Another Government Senator Damien Sands said he did not think that Barbadians should be deprived of opportunities to contribute and serve their country simply because they have citizenship in a foreign nation.
“These clauses deprive our country of the right to reap the full benefit of the wide pool of talented Barbadians that exist across the entire world,” Sands told the Upper Chamber, adding that in a modern Barbados, no one should be opposed to removing outdated and archaic provisions in the law.
For Independent Senator Monique Taitt, the issue came down to a matter of timing.
“I still firmly believe that if we are amending the supreme law of the land, it warrants taking a little time to ensure that we get it right and also that we follow procedure,” Taitt said, arguing that if the wrong procedure were used, everything else that followed would also be flawed.
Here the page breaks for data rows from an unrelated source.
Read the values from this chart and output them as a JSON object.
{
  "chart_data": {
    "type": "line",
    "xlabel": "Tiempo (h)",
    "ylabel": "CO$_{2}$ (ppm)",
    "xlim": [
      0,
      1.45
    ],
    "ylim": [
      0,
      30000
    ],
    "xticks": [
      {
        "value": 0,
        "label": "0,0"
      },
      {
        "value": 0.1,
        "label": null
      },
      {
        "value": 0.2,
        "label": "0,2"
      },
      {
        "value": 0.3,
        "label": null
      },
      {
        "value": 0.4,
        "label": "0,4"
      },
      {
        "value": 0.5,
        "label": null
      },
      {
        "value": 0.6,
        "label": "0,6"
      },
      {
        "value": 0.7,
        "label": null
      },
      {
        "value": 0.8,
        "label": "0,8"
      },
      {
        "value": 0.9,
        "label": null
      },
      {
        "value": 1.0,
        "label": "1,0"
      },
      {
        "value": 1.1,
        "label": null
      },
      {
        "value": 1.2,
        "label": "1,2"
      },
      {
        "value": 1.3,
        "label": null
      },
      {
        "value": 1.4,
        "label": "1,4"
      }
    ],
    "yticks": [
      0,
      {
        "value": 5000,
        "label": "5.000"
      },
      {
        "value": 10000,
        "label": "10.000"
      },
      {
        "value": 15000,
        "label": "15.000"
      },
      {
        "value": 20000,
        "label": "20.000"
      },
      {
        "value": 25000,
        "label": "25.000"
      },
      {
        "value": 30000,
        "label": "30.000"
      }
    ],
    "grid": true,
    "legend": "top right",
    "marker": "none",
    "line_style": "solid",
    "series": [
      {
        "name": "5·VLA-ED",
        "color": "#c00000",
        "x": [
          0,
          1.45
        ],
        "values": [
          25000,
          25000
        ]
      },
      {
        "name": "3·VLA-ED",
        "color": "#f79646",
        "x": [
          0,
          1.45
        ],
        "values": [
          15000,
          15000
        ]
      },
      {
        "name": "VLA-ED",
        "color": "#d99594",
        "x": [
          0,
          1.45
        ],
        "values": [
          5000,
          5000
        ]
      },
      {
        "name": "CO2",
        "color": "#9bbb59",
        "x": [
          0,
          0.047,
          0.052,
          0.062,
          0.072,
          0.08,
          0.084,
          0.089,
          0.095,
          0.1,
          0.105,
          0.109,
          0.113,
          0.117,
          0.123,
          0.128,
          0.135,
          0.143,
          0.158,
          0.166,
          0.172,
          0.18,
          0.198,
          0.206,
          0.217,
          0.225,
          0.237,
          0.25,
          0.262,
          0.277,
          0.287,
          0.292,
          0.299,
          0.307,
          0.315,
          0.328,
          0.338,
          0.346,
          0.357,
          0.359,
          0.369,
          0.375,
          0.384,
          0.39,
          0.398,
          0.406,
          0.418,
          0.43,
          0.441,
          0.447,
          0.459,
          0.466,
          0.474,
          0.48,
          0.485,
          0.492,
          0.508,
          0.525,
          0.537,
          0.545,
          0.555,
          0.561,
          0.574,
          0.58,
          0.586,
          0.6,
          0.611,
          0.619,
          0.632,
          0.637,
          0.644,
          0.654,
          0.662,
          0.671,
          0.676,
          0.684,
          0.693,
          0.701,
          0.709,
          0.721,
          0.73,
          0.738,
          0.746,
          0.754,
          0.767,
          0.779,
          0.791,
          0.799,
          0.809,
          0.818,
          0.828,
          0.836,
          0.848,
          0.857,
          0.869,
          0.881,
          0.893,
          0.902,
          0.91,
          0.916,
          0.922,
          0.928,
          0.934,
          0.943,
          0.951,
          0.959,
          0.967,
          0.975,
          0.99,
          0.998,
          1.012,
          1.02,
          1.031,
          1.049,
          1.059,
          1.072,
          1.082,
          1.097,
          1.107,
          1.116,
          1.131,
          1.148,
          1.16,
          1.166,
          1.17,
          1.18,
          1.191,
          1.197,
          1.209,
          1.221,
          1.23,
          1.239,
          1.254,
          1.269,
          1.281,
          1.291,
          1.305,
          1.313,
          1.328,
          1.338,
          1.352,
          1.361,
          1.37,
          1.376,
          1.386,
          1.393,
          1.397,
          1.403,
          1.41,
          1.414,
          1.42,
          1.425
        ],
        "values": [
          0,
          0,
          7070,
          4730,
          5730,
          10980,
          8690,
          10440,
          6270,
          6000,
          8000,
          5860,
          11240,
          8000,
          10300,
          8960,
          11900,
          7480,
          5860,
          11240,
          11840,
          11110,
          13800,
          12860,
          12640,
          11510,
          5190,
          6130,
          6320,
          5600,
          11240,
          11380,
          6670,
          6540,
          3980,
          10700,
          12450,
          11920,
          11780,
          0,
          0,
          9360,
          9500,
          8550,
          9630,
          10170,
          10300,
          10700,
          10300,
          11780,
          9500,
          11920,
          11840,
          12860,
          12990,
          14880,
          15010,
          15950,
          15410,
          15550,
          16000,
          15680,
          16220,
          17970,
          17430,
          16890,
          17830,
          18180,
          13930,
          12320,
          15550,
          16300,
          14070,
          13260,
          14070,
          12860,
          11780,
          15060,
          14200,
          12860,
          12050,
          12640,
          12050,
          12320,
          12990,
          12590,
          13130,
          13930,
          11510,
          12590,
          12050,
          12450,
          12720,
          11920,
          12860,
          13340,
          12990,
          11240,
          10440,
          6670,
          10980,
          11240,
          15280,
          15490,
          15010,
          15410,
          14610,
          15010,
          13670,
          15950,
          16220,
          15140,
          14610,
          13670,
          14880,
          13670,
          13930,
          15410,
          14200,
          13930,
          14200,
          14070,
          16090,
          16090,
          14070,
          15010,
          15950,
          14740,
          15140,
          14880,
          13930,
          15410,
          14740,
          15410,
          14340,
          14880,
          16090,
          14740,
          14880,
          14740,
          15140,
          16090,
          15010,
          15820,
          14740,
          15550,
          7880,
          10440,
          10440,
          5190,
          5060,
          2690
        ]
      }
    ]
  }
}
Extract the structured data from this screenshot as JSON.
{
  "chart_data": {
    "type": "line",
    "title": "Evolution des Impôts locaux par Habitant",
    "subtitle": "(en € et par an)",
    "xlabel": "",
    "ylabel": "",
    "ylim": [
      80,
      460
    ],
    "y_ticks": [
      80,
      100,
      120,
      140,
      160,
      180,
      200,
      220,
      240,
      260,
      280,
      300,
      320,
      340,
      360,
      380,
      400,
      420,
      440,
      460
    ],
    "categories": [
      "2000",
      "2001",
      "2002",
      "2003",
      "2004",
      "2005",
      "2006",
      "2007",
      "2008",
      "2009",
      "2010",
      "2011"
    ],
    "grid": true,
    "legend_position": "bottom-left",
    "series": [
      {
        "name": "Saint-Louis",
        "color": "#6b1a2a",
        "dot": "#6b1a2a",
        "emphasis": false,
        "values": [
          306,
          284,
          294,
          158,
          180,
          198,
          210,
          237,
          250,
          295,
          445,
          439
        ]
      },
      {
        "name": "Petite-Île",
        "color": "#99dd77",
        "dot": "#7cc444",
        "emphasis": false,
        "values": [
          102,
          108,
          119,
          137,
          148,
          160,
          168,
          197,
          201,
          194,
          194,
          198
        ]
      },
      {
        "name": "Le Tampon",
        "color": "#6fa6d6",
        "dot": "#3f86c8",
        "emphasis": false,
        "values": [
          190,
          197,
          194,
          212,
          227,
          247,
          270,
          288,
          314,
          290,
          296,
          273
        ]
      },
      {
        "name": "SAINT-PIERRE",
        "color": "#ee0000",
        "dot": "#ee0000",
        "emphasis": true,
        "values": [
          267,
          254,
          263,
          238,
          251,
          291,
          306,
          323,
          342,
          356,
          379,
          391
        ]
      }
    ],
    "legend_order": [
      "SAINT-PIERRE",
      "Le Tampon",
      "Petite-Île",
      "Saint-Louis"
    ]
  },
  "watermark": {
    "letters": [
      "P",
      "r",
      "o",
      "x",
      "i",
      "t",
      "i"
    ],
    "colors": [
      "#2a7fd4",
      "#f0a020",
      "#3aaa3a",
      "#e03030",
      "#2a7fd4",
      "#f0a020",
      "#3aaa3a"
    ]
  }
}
“So I am saying that, not just to be an obstructionist or not to suggest that we are not trying to modernize our situation because, yes, if we have a Constitution that was drafted before I was born, we would need to take into consideration the changing times,” the Independent Senator added.
She was also not happy that Senators only had a little more than a day to examine a Bill.
“Having been sworn in on Monday this week, attended the opening of Parliament Tuesday, this week . . . you have Wednesday when you got your proposed Bill and you are here this week Friday. So, in essence you had a day and some to look at an amendment to the Constitution of Barbados. So in that regard, I would say we should have had more time to look at this,” Senator Taitt emphasized.